In emanuela's post above, about the real numbers being of a higher order of infinity than the integers, it should be noted that the numbers represented by, e.g., 2.999999999... do not exhaustively represent the real numbers. A rational number is one that can be represented as the ratio of two integers. Thus, 0.3333333... can be represented as the ratio of 1 to 3. A feature of the rational numbers is that they can be represented as a repeating decimal, i.e., one in which a pattern of some finite number of digits repeats indefinitely at the end. 1/11=0.090909..., for example and 1/13=0.076923076923076923.... In some cases the repeating digit(s) will be 0, e.g., 1/8=0.12500000... In this case there is a non-repeating string of digits before we get to the repeating part. The repeating part of one of this type doesn't have to be zero; 2/15=0.13333333...

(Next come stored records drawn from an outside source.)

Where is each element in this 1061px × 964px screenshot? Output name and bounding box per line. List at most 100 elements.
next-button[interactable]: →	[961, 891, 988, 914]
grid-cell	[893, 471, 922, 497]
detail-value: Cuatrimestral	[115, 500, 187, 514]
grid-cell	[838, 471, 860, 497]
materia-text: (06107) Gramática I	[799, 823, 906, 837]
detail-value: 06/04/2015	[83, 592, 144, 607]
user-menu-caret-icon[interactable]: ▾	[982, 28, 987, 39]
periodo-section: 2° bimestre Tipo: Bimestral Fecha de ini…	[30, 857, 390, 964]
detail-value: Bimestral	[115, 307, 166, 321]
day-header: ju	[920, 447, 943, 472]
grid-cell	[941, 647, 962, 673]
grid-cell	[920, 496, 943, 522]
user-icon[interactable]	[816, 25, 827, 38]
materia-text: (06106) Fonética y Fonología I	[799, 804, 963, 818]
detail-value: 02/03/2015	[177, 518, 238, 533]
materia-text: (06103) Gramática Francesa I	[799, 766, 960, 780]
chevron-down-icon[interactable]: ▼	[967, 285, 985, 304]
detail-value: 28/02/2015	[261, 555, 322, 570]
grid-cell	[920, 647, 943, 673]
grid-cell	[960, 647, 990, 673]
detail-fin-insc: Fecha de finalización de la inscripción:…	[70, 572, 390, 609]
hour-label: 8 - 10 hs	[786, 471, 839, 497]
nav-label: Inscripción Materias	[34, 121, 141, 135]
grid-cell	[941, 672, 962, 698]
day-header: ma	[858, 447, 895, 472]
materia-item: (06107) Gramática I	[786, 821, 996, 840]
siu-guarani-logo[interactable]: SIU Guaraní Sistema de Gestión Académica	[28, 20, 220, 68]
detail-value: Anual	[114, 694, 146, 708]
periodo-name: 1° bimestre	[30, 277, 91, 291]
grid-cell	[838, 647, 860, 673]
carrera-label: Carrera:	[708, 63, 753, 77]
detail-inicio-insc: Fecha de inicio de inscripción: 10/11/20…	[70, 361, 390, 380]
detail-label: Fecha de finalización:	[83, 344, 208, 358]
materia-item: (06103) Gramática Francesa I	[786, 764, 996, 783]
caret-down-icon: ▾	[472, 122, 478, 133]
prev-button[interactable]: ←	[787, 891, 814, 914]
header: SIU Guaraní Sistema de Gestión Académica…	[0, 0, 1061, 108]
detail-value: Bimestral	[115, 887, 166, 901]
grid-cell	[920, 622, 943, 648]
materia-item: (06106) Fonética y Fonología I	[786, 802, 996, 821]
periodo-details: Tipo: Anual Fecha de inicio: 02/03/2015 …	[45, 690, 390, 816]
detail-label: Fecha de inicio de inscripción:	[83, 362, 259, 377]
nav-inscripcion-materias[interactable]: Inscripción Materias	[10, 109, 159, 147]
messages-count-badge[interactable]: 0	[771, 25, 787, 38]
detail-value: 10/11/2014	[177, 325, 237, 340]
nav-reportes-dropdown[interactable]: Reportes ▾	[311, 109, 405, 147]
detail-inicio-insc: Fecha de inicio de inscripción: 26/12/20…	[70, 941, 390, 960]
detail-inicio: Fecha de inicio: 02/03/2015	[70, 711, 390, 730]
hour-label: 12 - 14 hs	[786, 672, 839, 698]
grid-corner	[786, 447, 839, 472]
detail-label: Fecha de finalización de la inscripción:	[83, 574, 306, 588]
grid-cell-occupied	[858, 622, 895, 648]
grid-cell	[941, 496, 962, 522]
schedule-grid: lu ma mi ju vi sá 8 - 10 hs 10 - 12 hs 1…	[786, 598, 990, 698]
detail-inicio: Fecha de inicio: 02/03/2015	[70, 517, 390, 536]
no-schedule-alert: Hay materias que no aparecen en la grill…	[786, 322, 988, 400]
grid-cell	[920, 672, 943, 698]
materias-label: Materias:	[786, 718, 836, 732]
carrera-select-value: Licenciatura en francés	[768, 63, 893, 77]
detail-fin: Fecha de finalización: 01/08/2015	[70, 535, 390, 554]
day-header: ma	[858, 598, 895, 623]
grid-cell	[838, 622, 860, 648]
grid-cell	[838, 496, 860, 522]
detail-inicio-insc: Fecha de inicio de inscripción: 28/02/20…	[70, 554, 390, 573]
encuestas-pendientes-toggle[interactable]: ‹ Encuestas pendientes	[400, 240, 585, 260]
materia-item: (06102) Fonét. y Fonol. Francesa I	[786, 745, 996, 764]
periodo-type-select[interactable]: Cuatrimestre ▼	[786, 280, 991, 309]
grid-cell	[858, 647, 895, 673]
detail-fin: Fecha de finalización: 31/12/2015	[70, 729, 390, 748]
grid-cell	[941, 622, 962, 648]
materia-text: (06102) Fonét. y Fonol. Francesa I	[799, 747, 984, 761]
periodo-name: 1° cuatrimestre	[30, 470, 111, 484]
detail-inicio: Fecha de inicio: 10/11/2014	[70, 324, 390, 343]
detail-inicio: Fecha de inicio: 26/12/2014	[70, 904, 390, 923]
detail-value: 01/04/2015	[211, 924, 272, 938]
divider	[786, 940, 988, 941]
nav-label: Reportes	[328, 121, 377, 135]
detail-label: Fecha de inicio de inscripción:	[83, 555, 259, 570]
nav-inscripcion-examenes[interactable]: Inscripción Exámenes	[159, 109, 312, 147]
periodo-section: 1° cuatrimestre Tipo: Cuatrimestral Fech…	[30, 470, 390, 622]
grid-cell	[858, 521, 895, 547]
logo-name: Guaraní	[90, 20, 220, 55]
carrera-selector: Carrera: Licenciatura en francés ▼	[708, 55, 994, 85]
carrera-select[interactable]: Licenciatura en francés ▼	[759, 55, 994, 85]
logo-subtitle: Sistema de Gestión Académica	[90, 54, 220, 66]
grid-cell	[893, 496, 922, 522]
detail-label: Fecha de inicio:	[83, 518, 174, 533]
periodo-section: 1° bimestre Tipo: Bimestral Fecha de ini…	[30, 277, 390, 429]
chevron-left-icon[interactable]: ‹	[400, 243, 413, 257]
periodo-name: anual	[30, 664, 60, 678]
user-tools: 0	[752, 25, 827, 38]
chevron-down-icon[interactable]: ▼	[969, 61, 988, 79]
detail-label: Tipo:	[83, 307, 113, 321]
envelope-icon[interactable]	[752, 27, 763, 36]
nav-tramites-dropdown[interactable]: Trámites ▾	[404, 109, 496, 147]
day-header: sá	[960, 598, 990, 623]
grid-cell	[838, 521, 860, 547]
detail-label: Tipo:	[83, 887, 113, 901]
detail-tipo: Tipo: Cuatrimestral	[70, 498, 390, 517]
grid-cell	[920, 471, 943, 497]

There is another type of real number, the irrational. Examples are pi, the square root of two, and e, the base of the natural logs. These cannot be represented as repeating decimals.

The the order of infinity of the rational numbers is the same as the order of infinity of the integers. Bean or emanuela could prove this for us. Add in the irrational numbers and *that's when you get the higher order of infinity.

This notwithstanding the fact that, as Alex pointed out, between any two rational numbers you can put more rational numbers, even an infinite number of rational numbers; there are no adjacent pairs of rational numbers.